If I translate the following sentence in DeepL from French to English…
La crise liée à la COVID-19 a creusé les inégalités préexistantes.
… I get the following translation:
The VIDOC-19 crisis has deepened pre-existing inequalities.
1- If I click the proposed word “VIDOC-19”, I can get other suggestions like “COVID-19”.
2- If I change the word “pre-existing” to say “already”, it changes the next part of the translation accordingly.
I understand that “1” can be done by word alignment and “2” can be done by something like lexical constraints. My question: is it possible to apply 1 and 2 with OpenNMT (either py or tf) without changing the code?
For autocompletion, the target prefix is fed in teacher forcing mode into the decoder. Then we simply continue decoding from there. It’s the same as GPT constrained generation for example.
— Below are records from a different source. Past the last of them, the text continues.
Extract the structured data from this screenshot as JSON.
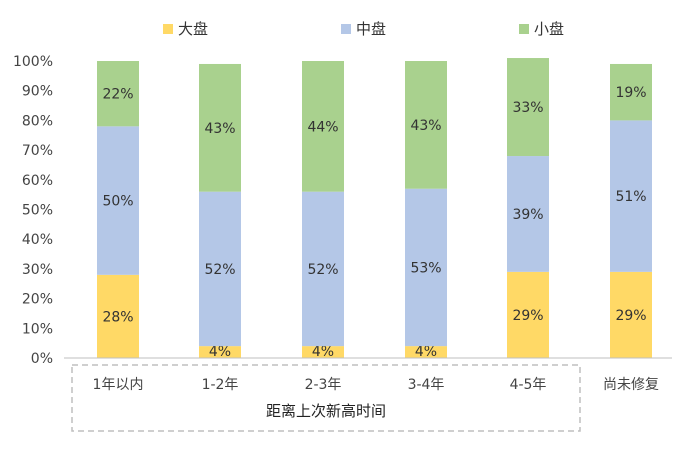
{
  "chart_data": {
    "type": "bar",
    "stacked": true,
    "normalized": true,
    "categories": [
      "1年以内",
      "1-2年",
      "2-3年",
      "3-4年",
      "4-5年",
      "尚未修复"
    ],
    "series": [
      {
        "name": "大盘",
        "color": "#FFD966",
        "values": [
          28,
          4,
          4,
          4,
          29,
          29
        ],
        "labels": [
          "28%",
          "4%",
          "4%",
          "4%",
          "29%",
          "29%"
        ]
      },
      {
        "name": "中盘",
        "color": "#B4C7E7",
        "values": [
          50,
          52,
          52,
          53,
          39,
          51
        ],
        "labels": [
          "50%",
          "52%",
          "52%",
          "53%",
          "39%",
          "51%"
        ]
      },
      {
        "name": "小盘",
        "color": "#A9D18E",
        "values": [
          22,
          43,
          44,
          43,
          33,
          19
        ],
        "labels": [
          "22%",
          "43%",
          "44%",
          "43%",
          "33%",
          "19%"
        ]
      }
    ],
    "y_ticks": [
      "0%",
      "10%",
      "20%",
      "30%",
      "40%",
      "50%",
      "60%",
      "70%",
      "80%",
      "90%",
      "100%"
    ],
    "ylim": [
      0,
      100
    ],
    "legend_position": "top",
    "grid": false,
    "group_title": "距离上次新高时间",
    "group_outline": "dashed"
  }
}
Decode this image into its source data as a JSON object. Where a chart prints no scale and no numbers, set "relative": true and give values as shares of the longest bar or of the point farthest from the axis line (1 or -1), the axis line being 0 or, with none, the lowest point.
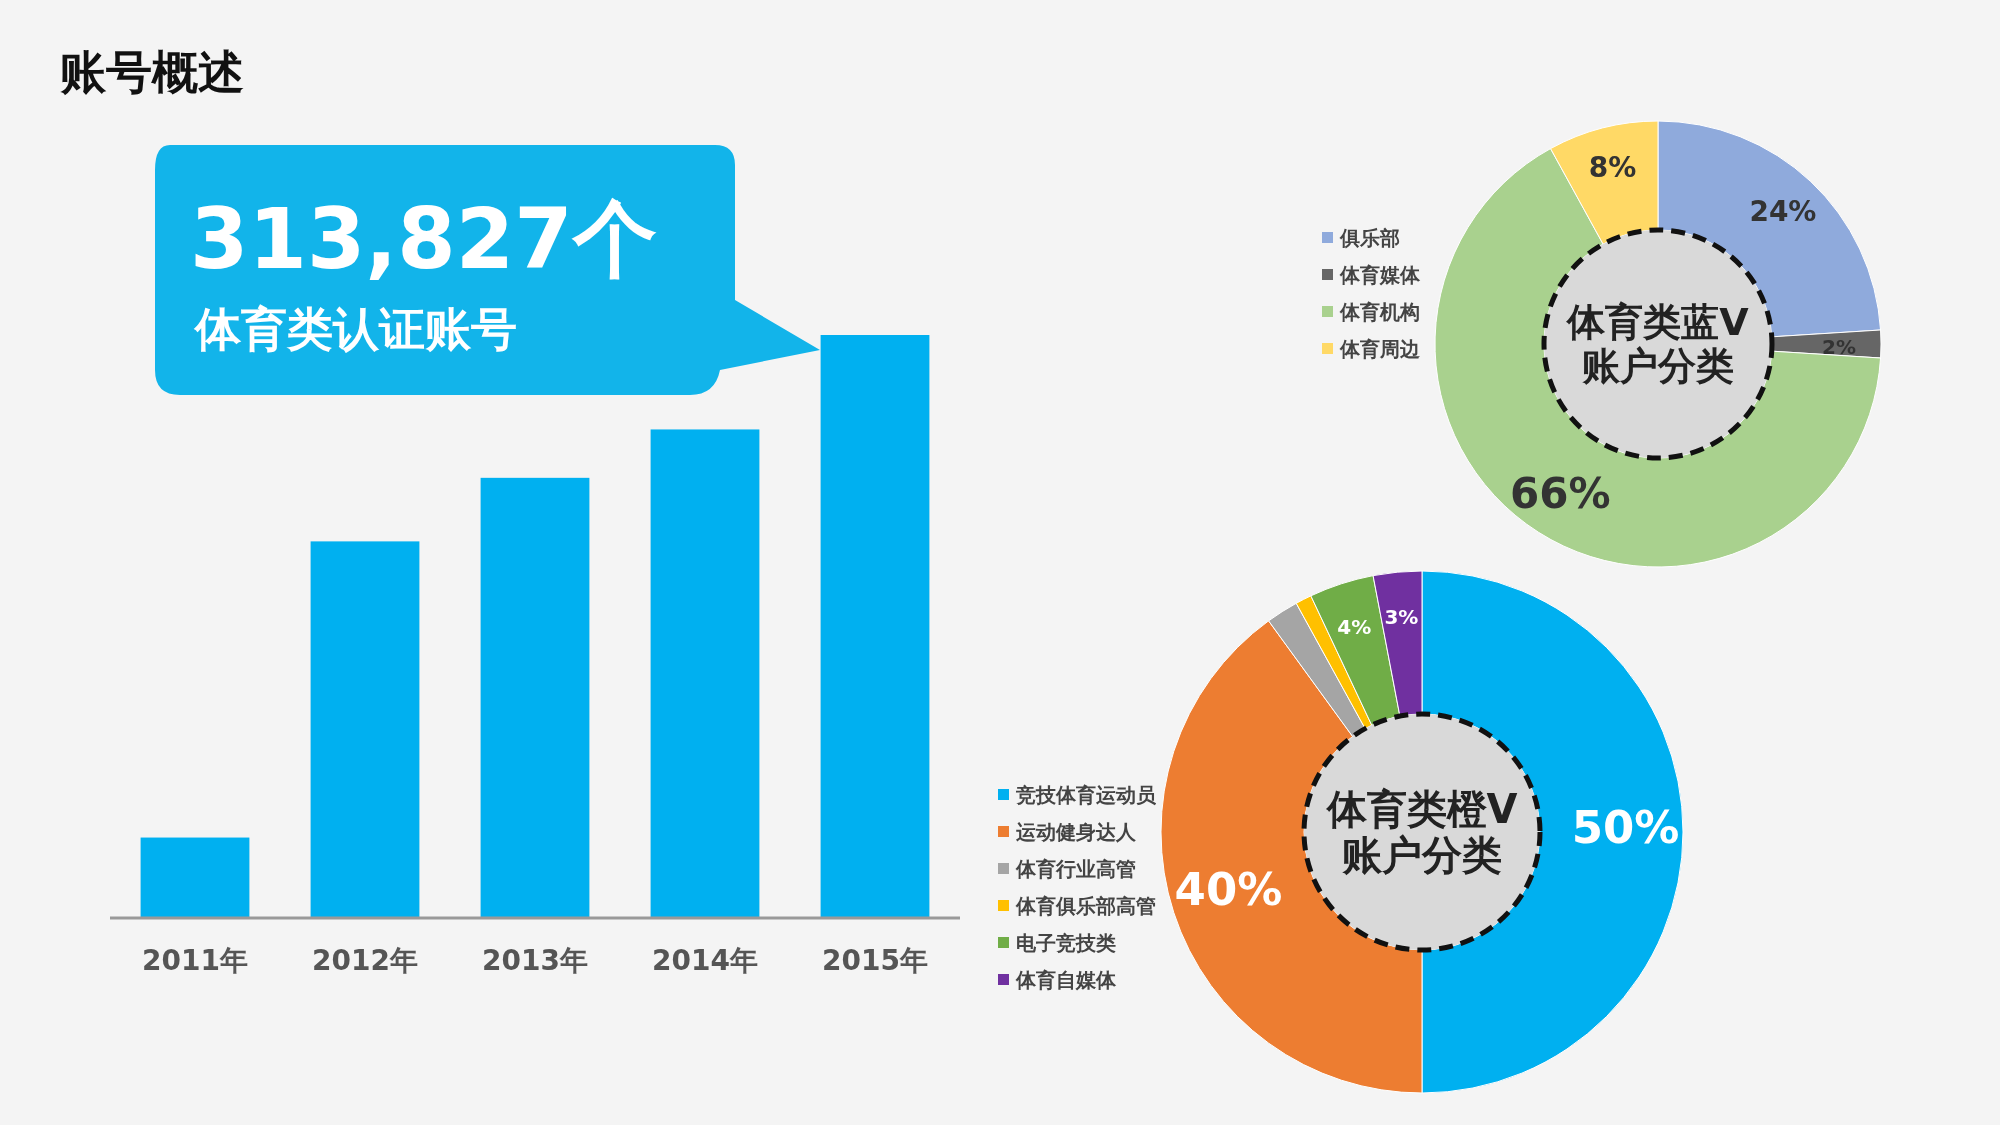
{
  "chart_data": [
    {
      "type": "bar",
      "title": "账号概述",
      "categories": [
        "2011年",
        "2012年",
        "2013年",
        "2014年",
        "2015年"
      ],
      "values": [
        0.138,
        0.646,
        0.755,
        0.838,
        1
      ],
      "relative": true,
      "color": "#00b0f0",
      "annotations": [
        "313,827个",
        "体育类认证账号"
      ]
    },
    {
      "type": "donut",
      "title": "体育类蓝V\n账户分类",
      "categories": [
        "俱乐部",
        "体育媒体",
        "体育机构",
        "体育周边"
      ],
      "values": [
        24,
        2,
        66,
        8
      ],
      "colors": [
        "#8faadc",
        "#666666",
        "#a9d18e",
        "#ffd966"
      ],
      "value_labels": [
        "24%",
        "2%",
        "66%",
        "8%"
      ],
      "legend": "left"
    },
    {
      "type": "donut",
      "title": "体育类橙V\n账户分类",
      "categories": [
        "竞技体育运动员",
        "运动健身达人",
        "体育行业高管",
        "体育俱乐部高管",
        "电子竞技类",
        "体育自媒体"
      ],
      "values": [
        50,
        40,
        2,
        1,
        4,
        3
      ],
      "colors": [
        "#00b0f0",
        "#ed7d31",
        "#a5a5a5",
        "#ffc000",
        "#70ad47",
        "#7030a0"
      ],
      "value_labels": [
        "50%",
        "40%",
        null,
        null,
        "4%",
        "3%"
      ],
      "legend": "left"
    }
  ]
}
For the alternatives, we also feed the prefix in teacher forcing mode and expand the next N most likely tokens. Then we continue the decoding for these N hypotheses independently. This approach could be improved to give more/better alternatives.
Many thanks again for your great help! This was really useful.
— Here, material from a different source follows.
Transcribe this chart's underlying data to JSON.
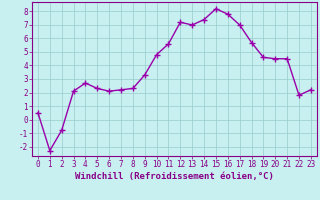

I noticed in DeepL, they offer word-level suggestions that might be two or three words instead of one, e.g. “has deepened”, “deepened”, “has increased”, “increased”, etc. This does not seem to me like just slicing the sentence-level translation alternative. I am thinking they might be using word alignment. I am just wondering if there is a logic that can be applied directly using OpenNMT/CTranslate during the decoding time, is there?
Actually the alternatives in CTranslate2 are not restricted to a single word. The current method just finishes the translation using different subtokens as starting points.
For example, let’s say that at a specific position the 2 most likely candidates are:
▁has
▁inc
then the translation could complete the translation like this:
▁has ▁inc reased .
▁inc reased .
So 1. is effectively a 2-word alternative, but of course CTranslate2 does not know what a word is. You should add this logic on top of the library and delimit where the alternative expressions end.
However, in your example there is something we are not doing currently which is to output multiple alternatives starting with the same word (e.g. “has”). The initial starting points are unique. But you could detect that words like “has” can produce other alternatives and then include “has” in the target prefix to get these alternatives.